Monday, February 13, 2023

Discarded plastic bottles could become key components of li-ion batteries

Staff Writer | February 13, 2023 | 

Plastic bottles. (Reference image by Circe Denyer, Public Domain Pictures).

Researchers at the Agency for Science, Technology and Research (A*STAR), Singapore have successfully upcycled waste polyethylene terephthalate (PET) plastic into polymer electrolytes, which are key components for safer lithium-ion batteries.


Their study, published in the Journal of Materials Chemistry A, is the first known report of a working lithium-ion battery assembled using polymers upcycled from PET plastics, regularly used to make plastic bottles.

According to the scientists, plastic waste is conventionally recycled through mechanical and chemical processes, which have their drawbacks. For mechanical recycling, only a small proportion of recycled PET can eventually be used, as their physical properties degrade with each round of recycling due to polymer chain cleavage. Chemical recycling involves high energy usage, requires purified monomers and can be more costly compared to using virgin polymers.

PET plastics, which amounted to 31 million tonnes worldwide in 2019, possess existing features that make them suitable to be upcycled into polymer electrolytes (PEs). They are made up of rigid terephthalate components, which contribute to their excellent mechanical properties and can be tapped to enhance PEs’ mechanical robustness, which in turn facilitates device integration and fabrication.

They also possess easily breakable chemical bonds which allow these polymers to be repurposed into new chemical building blocks with ease. These can then be reconstituted into new polymers for fresh applications.

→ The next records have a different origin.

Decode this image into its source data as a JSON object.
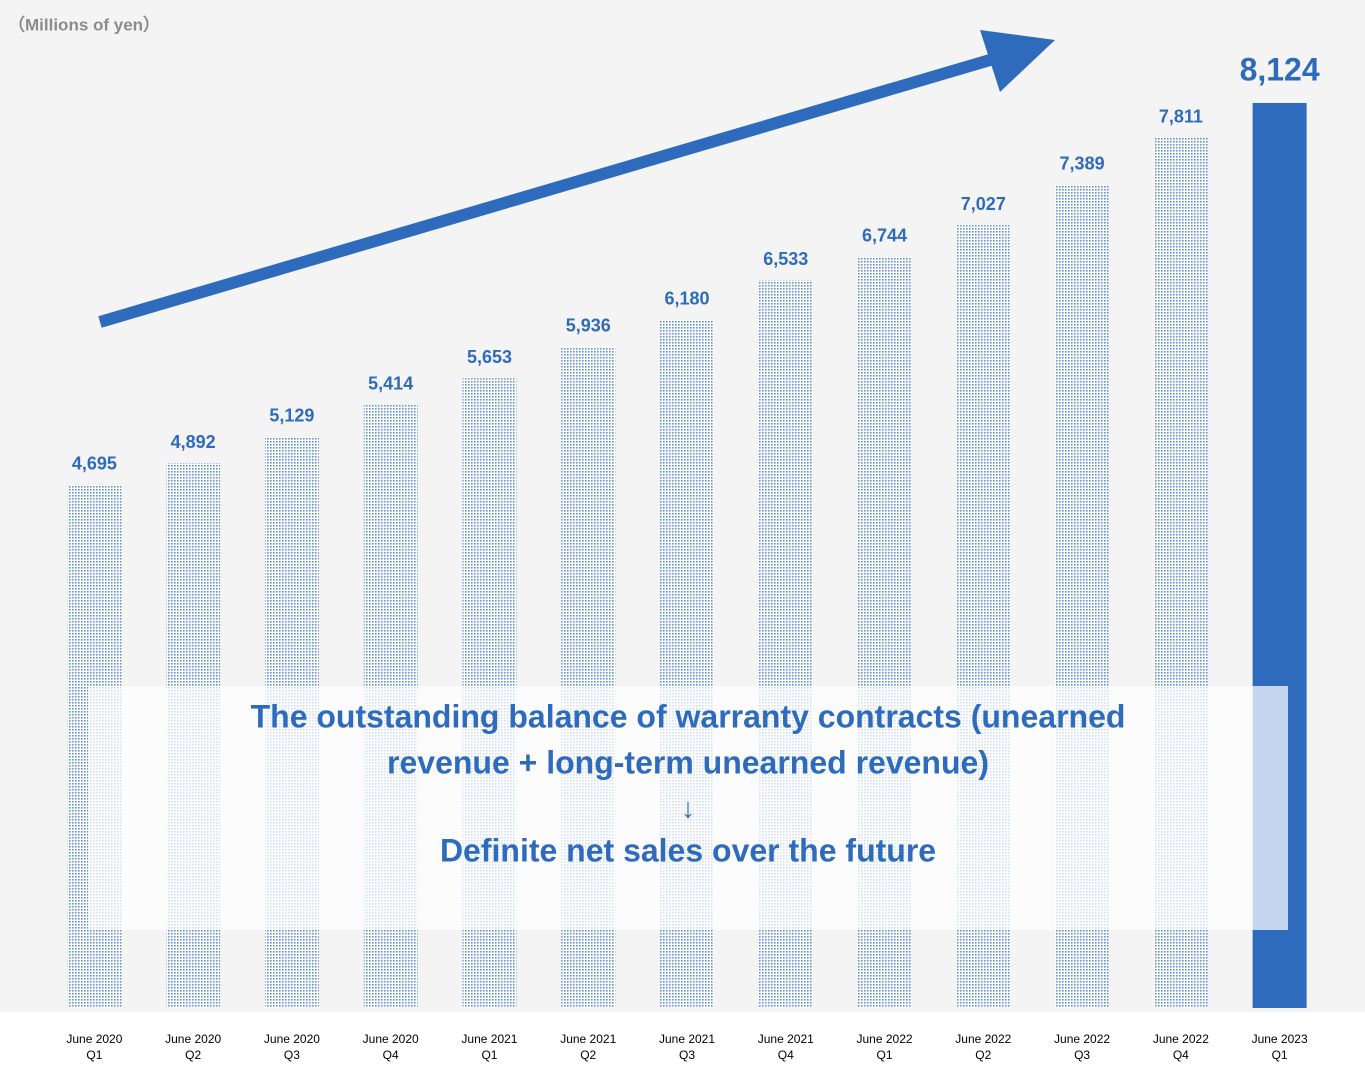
{
  "chart_data": {
    "type": "bar",
    "unit_label": "（Millions of yen）",
    "categories": [
      [
        "June 2020",
        "Q1"
      ],
      [
        "June 2020",
        "Q2"
      ],
      [
        "June 2020",
        "Q3"
      ],
      [
        "June 2020",
        "Q4"
      ],
      [
        "June 2021",
        "Q1"
      ],
      [
        "June 2021",
        "Q2"
      ],
      [
        "June 2021",
        "Q3"
      ],
      [
        "June 2021",
        "Q4"
      ],
      [
        "June 2022",
        "Q1"
      ],
      [
        "June 2022",
        "Q2"
      ],
      [
        "June 2022",
        "Q3"
      ],
      [
        "June 2022",
        "Q4"
      ],
      [
        "June 2023",
        "Q1"
      ]
    ],
    "values": [
      4695,
      4892,
      5129,
      5414,
      5653,
      5936,
      6180,
      6533,
      6744,
      7027,
      7389,
      7811,
      8124
    ],
    "value_labels": [
      "4,695",
      "4,892",
      "5,129",
      "5,414",
      "5,653",
      "5,936",
      "6,180",
      "6,533",
      "6,744",
      "7,027",
      "7,389",
      "7,811",
      "8,124"
    ],
    "color": "#2e6bbd",
    "fills": [
      "dotted",
      "dotted",
      "dotted",
      "dotted",
      "dotted",
      "dotted",
      "dotted",
      "dotted",
      "dotted",
      "dotted",
      "dotted",
      "dotted",
      "solid"
    ],
    "ylim": [
      0,
      9000
    ],
    "annotation": [
      "The outstanding balance of warranty contracts (unearned",
      "revenue + long-term unearned revenue)",
      "↓",
      "Definite net sales over the future"
    ]
  }
}
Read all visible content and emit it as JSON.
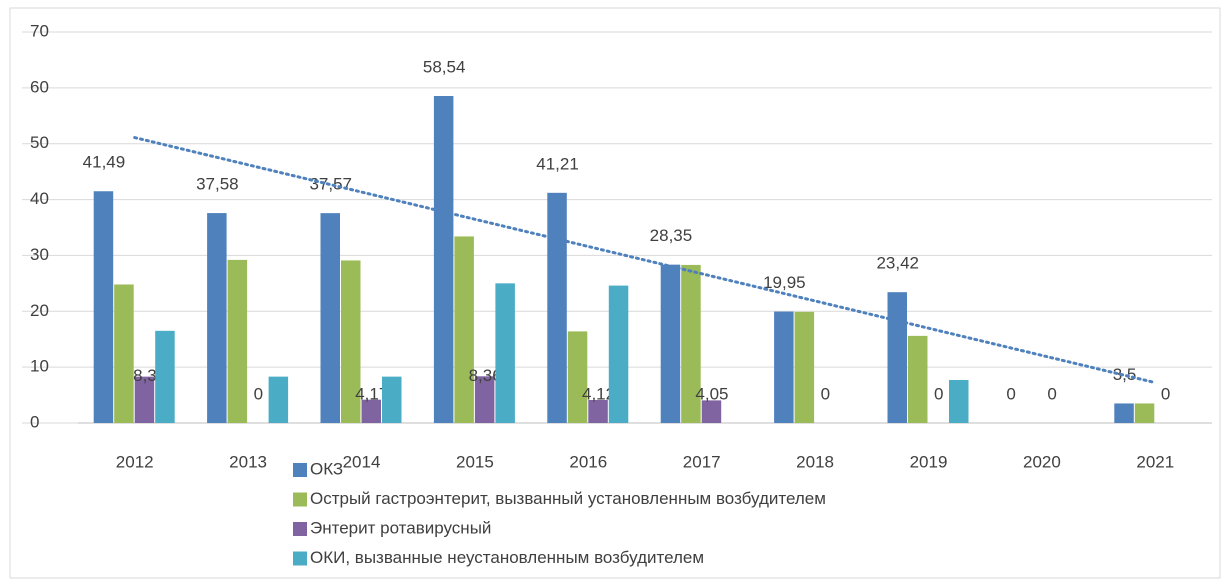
{
  "chart_data": {
    "type": "bar",
    "categories": [
      "2012",
      "2013",
      "2014",
      "2015",
      "2016",
      "2017",
      "2018",
      "2019",
      "2020",
      "2021"
    ],
    "series": [
      {
        "name": "ОКЗ",
        "color": "#4f81bd",
        "values": [
          41.49,
          37.58,
          37.57,
          58.54,
          41.21,
          28.35,
          19.95,
          23.42,
          0,
          3.5
        ],
        "value_labels": [
          "41,49",
          "37,58",
          "37,57",
          "58,54",
          "41,21",
          "28,35",
          "19,95",
          "23,42",
          "0",
          "3,5"
        ],
        "trendline": "linear"
      },
      {
        "name": "Острый гастроэнтерит, вызванный установленным возбудителем",
        "color": "#9bbb59",
        "values": [
          24.8,
          29.2,
          29.1,
          33.4,
          16.4,
          28.3,
          19.9,
          15.6,
          0,
          3.5
        ]
      },
      {
        "name": "Энтерит ротавирусный",
        "color": "#8064a2",
        "values": [
          8.3,
          0,
          4.17,
          8.36,
          4.12,
          4.05,
          0,
          0,
          0,
          0
        ],
        "value_labels": [
          "8,3",
          "0",
          "4,17",
          "8,36",
          "4,12",
          "4,05",
          "0",
          "0",
          "0",
          "0"
        ]
      },
      {
        "name": "ОКИ, вызванные неустановленным возбудителем",
        "color": "#4bacc6",
        "values": [
          16.5,
          8.3,
          8.3,
          25,
          24.6,
          0,
          0,
          7.7,
          0,
          0
        ]
      }
    ],
    "ylim": [
      0,
      70
    ],
    "yticks": [
      0,
      10,
      20,
      30,
      40,
      50,
      60,
      70
    ],
    "grid": true,
    "legend": "bottom"
  }
}
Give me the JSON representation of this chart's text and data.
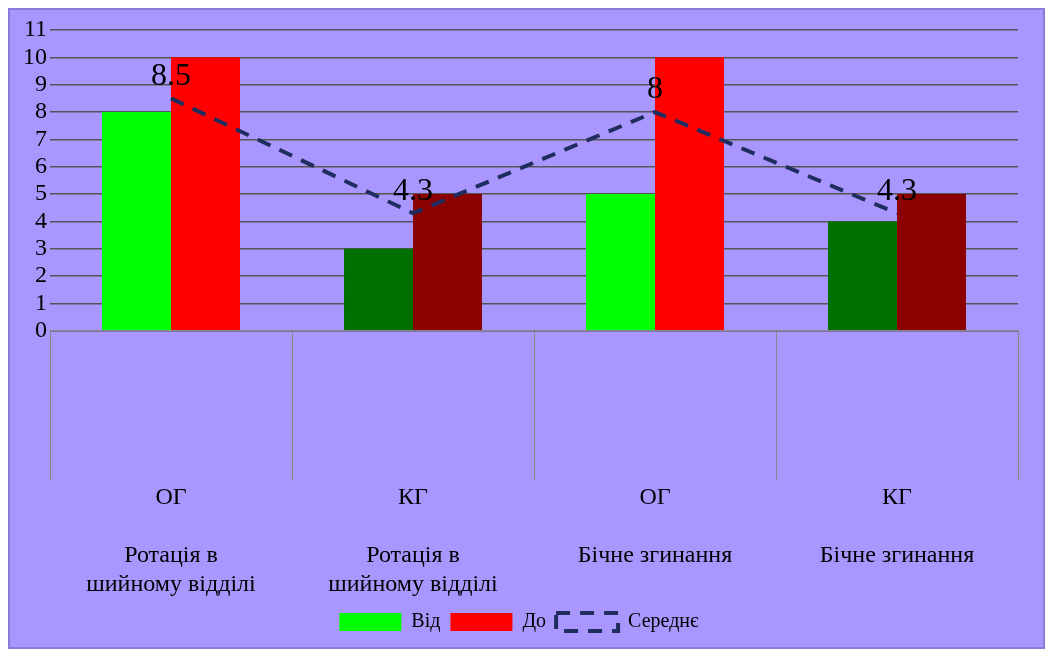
{
  "chart_data": {
    "type": "bar",
    "categories": [
      "ОГ\nРотація в шийному відділі",
      "КГ\nРотація в шийному відділі",
      "ОГ\nБічне згинання",
      "КГ\nБічне згинання"
    ],
    "series": [
      {
        "name": "Від",
        "color": "#00ff00",
        "colors": [
          "#00ff00",
          "#007000",
          "#00ff00",
          "#007000"
        ],
        "values": [
          8,
          3,
          5,
          4
        ]
      },
      {
        "name": "До",
        "color": "#ff0000",
        "colors": [
          "#ff0000",
          "#8b0000",
          "#ff0000",
          "#8b0000"
        ],
        "values": [
          10,
          5,
          10,
          5
        ]
      },
      {
        "name": "Середнє",
        "type": "line",
        "color": "#1f2d5e",
        "line_style": "dashed",
        "marker": "none",
        "values": [
          8.5,
          4.3,
          8,
          4.3
        ],
        "value_labels": [
          "8.5",
          "4.3",
          "8",
          "4.3"
        ]
      }
    ],
    "ylim": [
      0,
      11
    ],
    "yticks": [
      0,
      1,
      2,
      3,
      4,
      5,
      6,
      7,
      8,
      9,
      10,
      11
    ],
    "grid": "y",
    "legend": "bottom"
  }
}
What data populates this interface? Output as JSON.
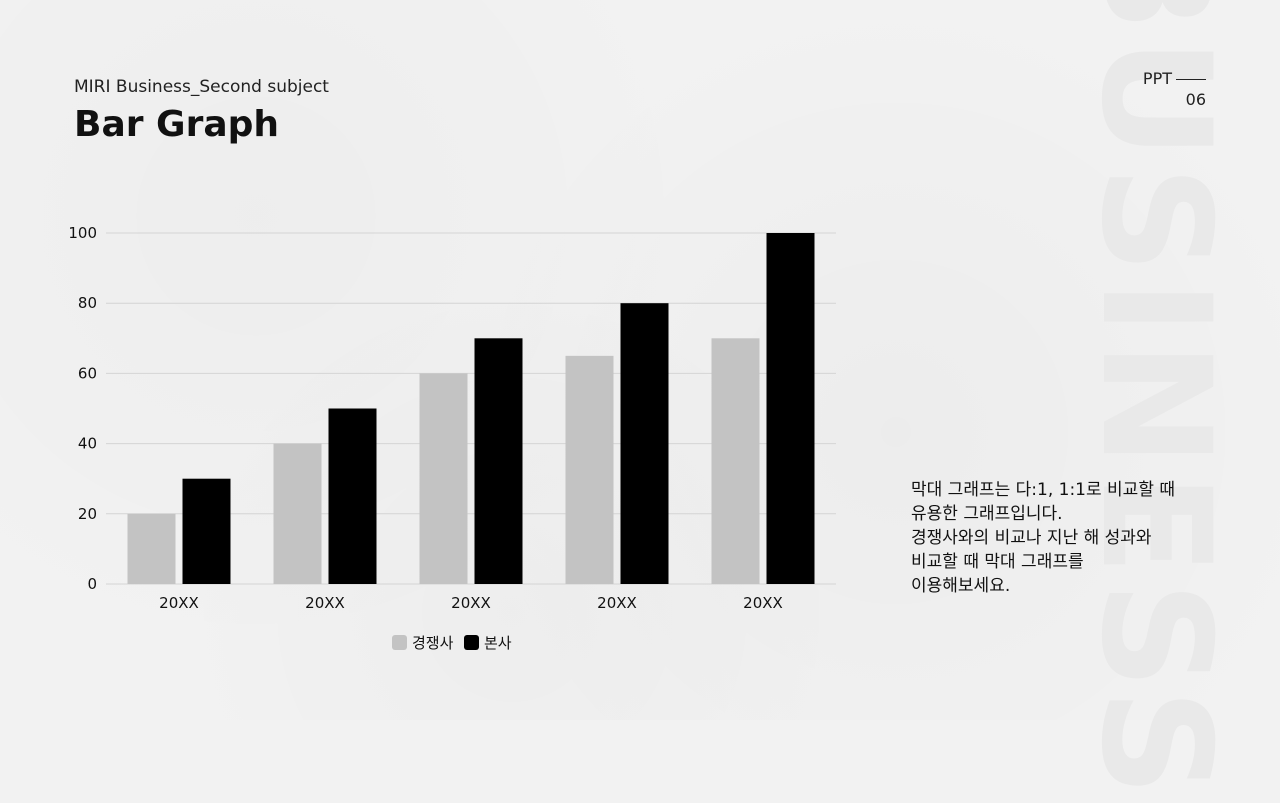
{
  "header": {
    "subtitle": "MIRI Business_Second subject",
    "title": "Bar Graph",
    "page_prefix": "PPT",
    "page_number": "06"
  },
  "watermark": "BUSINESS",
  "description": {
    "lines": [
      "막대 그래프는 다:1, 1:1로 비교할 때",
      "유용한 그래프입니다.",
      "경쟁사와의 비교나 지난 해 성과와",
      "비교할 때 막대 그래프를",
      "이용해보세요."
    ]
  },
  "colors": {
    "series_competitor": "#c3c3c3",
    "series_company": "#000000",
    "grid": "#d4d4d4"
  },
  "chart_data": {
    "type": "bar",
    "categories": [
      "20XX",
      "20XX",
      "20XX",
      "20XX",
      "20XX"
    ],
    "series": [
      {
        "name": "경쟁사",
        "values": [
          20,
          40,
          60,
          65,
          70
        ]
      },
      {
        "name": "본사",
        "values": [
          30,
          50,
          70,
          80,
          100
        ]
      }
    ],
    "ylim": [
      0,
      100
    ],
    "yticks": [
      0,
      20,
      40,
      60,
      80,
      100
    ],
    "grid": true,
    "legend": "bottom"
  }
}
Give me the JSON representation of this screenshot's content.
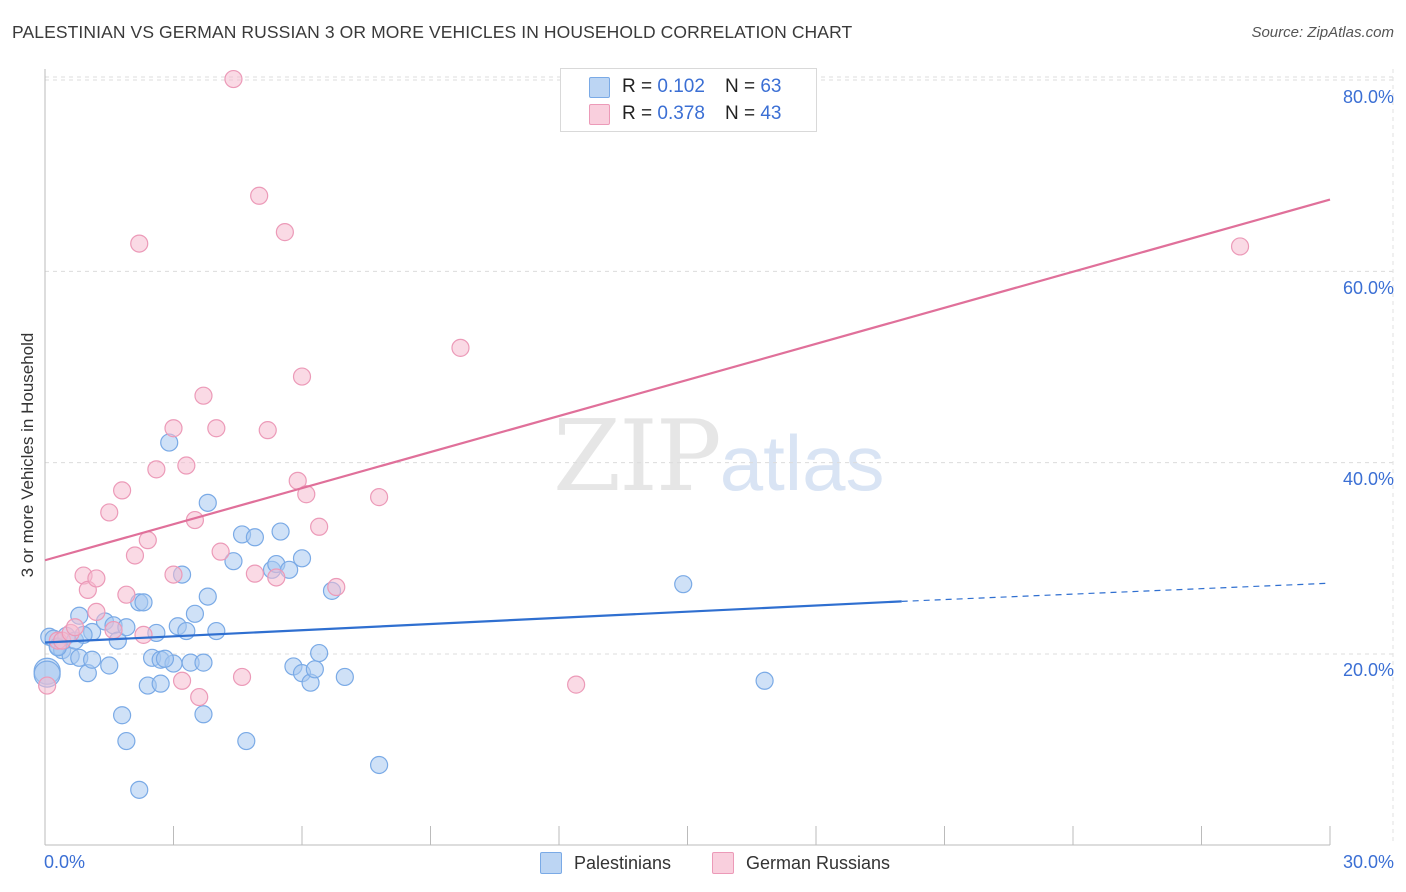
{
  "title": "PALESTINIAN VS GERMAN RUSSIAN 3 OR MORE VEHICLES IN HOUSEHOLD CORRELATION CHART",
  "source": "Source: ZipAtlas.com",
  "watermark": {
    "zip": "ZIP",
    "atlas": "atlas"
  },
  "legend": {
    "rows": [
      {
        "r_label": "R = ",
        "r_value": "0.102",
        "n_label": "N = ",
        "n_value": "63"
      },
      {
        "r_label": "R = ",
        "r_value": "0.378",
        "n_label": "N = ",
        "n_value": "43"
      }
    ],
    "bottom": [
      "Palestinians",
      "German Russians"
    ]
  },
  "colors": {
    "palestinians_fill": "#a8c8f0",
    "palestinians_stroke": "#7aaae6",
    "palestinians_line": "#2f6fd0",
    "german_russians_fill": "#f6bcd0",
    "german_russians_stroke": "#ec9ab8",
    "german_russians_line": "#e0709a",
    "tick_label": "#3b6fd4"
  },
  "chart_data": {
    "type": "scatter",
    "title": "PALESTINIAN VS GERMAN RUSSIAN 3 OR MORE VEHICLES IN HOUSEHOLD CORRELATION CHART",
    "xlabel": "",
    "ylabel": "3 or more Vehicles in Household",
    "xlim": [
      0,
      30
    ],
    "ylim": [
      0,
      82
    ],
    "x_tick_labels": [
      "0.0%",
      "30.0%"
    ],
    "y_ticks": [
      20,
      40,
      60,
      80
    ],
    "y_tick_labels": [
      "20.0%",
      "40.0%",
      "60.0%",
      "80.0%"
    ],
    "grid": true,
    "legend_position": "top-center",
    "series": [
      {
        "name": "Palestinians",
        "r": 0.102,
        "n": 63,
        "trend": {
          "x0": 0,
          "y0": 21.2,
          "x1": 20,
          "y1": 25.5,
          "dashed_to_x": 30,
          "dashed_to_y": 27.4
        },
        "points": [
          [
            0.05,
            18.2
          ],
          [
            0.1,
            21.8
          ],
          [
            0.2,
            21.6
          ],
          [
            0.3,
            20.8
          ],
          [
            0.4,
            20.4
          ],
          [
            0.5,
            21.9
          ],
          [
            0.6,
            19.8
          ],
          [
            0.7,
            21.4
          ],
          [
            0.8,
            24.0
          ],
          [
            0.8,
            19.6
          ],
          [
            1.0,
            18.0
          ],
          [
            1.1,
            19.4
          ],
          [
            1.1,
            22.3
          ],
          [
            1.4,
            23.4
          ],
          [
            1.5,
            18.8
          ],
          [
            1.6,
            23.0
          ],
          [
            1.7,
            21.4
          ],
          [
            1.8,
            13.6
          ],
          [
            1.9,
            10.9
          ],
          [
            2.2,
            25.4
          ],
          [
            2.3,
            25.4
          ],
          [
            2.2,
            5.8
          ],
          [
            2.4,
            16.7
          ],
          [
            2.5,
            19.6
          ],
          [
            2.6,
            22.2
          ],
          [
            2.7,
            16.9
          ],
          [
            2.7,
            19.4
          ],
          [
            2.9,
            42.1
          ],
          [
            3.0,
            19.0
          ],
          [
            3.1,
            22.9
          ],
          [
            3.2,
            28.3
          ],
          [
            3.3,
            22.4
          ],
          [
            3.4,
            19.1
          ],
          [
            3.5,
            24.2
          ],
          [
            3.7,
            19.1
          ],
          [
            3.7,
            13.7
          ],
          [
            3.8,
            26.0
          ],
          [
            3.8,
            35.8
          ],
          [
            4.0,
            22.4
          ],
          [
            4.4,
            29.7
          ],
          [
            4.6,
            32.5
          ],
          [
            4.7,
            10.9
          ],
          [
            4.9,
            32.2
          ],
          [
            5.3,
            28.8
          ],
          [
            5.4,
            29.4
          ],
          [
            5.5,
            32.8
          ],
          [
            5.7,
            28.8
          ],
          [
            5.8,
            18.7
          ],
          [
            6.0,
            30.0
          ],
          [
            6.0,
            18.0
          ],
          [
            6.2,
            17.0
          ],
          [
            6.3,
            18.4
          ],
          [
            6.4,
            20.1
          ],
          [
            6.7,
            26.6
          ],
          [
            7.0,
            17.6
          ],
          [
            7.8,
            8.4
          ],
          [
            14.9,
            27.3
          ],
          [
            16.8,
            17.2
          ],
          [
            0.3,
            20.7
          ],
          [
            1.9,
            22.8
          ],
          [
            0.9,
            22.0
          ],
          [
            0.05,
            17.9
          ],
          [
            2.8,
            19.5
          ]
        ]
      },
      {
        "name": "German Russians",
        "r": 0.378,
        "n": 43,
        "trend": {
          "x0": 0,
          "y0": 29.8,
          "x1": 30,
          "y1": 67.5
        },
        "points": [
          [
            0.05,
            16.7
          ],
          [
            0.3,
            21.4
          ],
          [
            0.4,
            21.4
          ],
          [
            0.6,
            22.2
          ],
          [
            0.7,
            22.8
          ],
          [
            0.9,
            28.2
          ],
          [
            1.0,
            26.7
          ],
          [
            1.2,
            27.9
          ],
          [
            1.2,
            24.4
          ],
          [
            1.5,
            34.8
          ],
          [
            1.6,
            22.5
          ],
          [
            1.8,
            37.1
          ],
          [
            1.9,
            26.2
          ],
          [
            2.1,
            30.3
          ],
          [
            2.2,
            62.9
          ],
          [
            2.3,
            22.0
          ],
          [
            2.4,
            31.9
          ],
          [
            2.6,
            39.3
          ],
          [
            3.0,
            43.6
          ],
          [
            3.0,
            28.3
          ],
          [
            3.2,
            17.2
          ],
          [
            3.3,
            39.7
          ],
          [
            3.5,
            34.0
          ],
          [
            3.6,
            15.5
          ],
          [
            3.7,
            47.0
          ],
          [
            4.0,
            43.6
          ],
          [
            4.1,
            30.7
          ],
          [
            4.4,
            80.1
          ],
          [
            4.6,
            17.6
          ],
          [
            4.9,
            28.4
          ],
          [
            5.0,
            67.9
          ],
          [
            5.2,
            43.4
          ],
          [
            5.4,
            28.0
          ],
          [
            5.6,
            64.1
          ],
          [
            5.9,
            38.1
          ],
          [
            6.0,
            49.0
          ],
          [
            6.1,
            36.7
          ],
          [
            6.4,
            33.3
          ],
          [
            6.8,
            27.0
          ],
          [
            7.8,
            36.4
          ],
          [
            9.7,
            52.0
          ],
          [
            12.4,
            16.8
          ],
          [
            27.9,
            62.6
          ]
        ]
      }
    ]
  }
}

Waste PET bottles were used by the team to design polyurethane-based PEs. Compared to conventional liquid electrolytes currently used in LiBs, PEs are promising alternative components in batteries that have the potential to eliminate safety hazards such as the risks of electrolyte leakage, uncontrolled heating, volume expansion, dendrite growth and fire hazards.

After assessing the viability of the PET-derived polymers as solid polymer electrolytes, the team further evaluated their ionic conductivity and cycling performance when used as gel polymer electrolytes for LiBs.

In detail, they achieved a room temperature conductivity of 10-4 S/cm as a gel-polymer electrolyte (GPE), which is comparable to existing commercial systems containing liquid electrolytes.

The team also successfully assembled a working LiB using these polymers and showed that cells could be repeatedly charged and discharged up to 150 cycles.

The group believes that these batteries’ promising performance paves the way for a future powered by more sustainable energy, where PET plastic waste can be transformed into PE materials, creating a circular economy while combating the mounting plastic waste issue.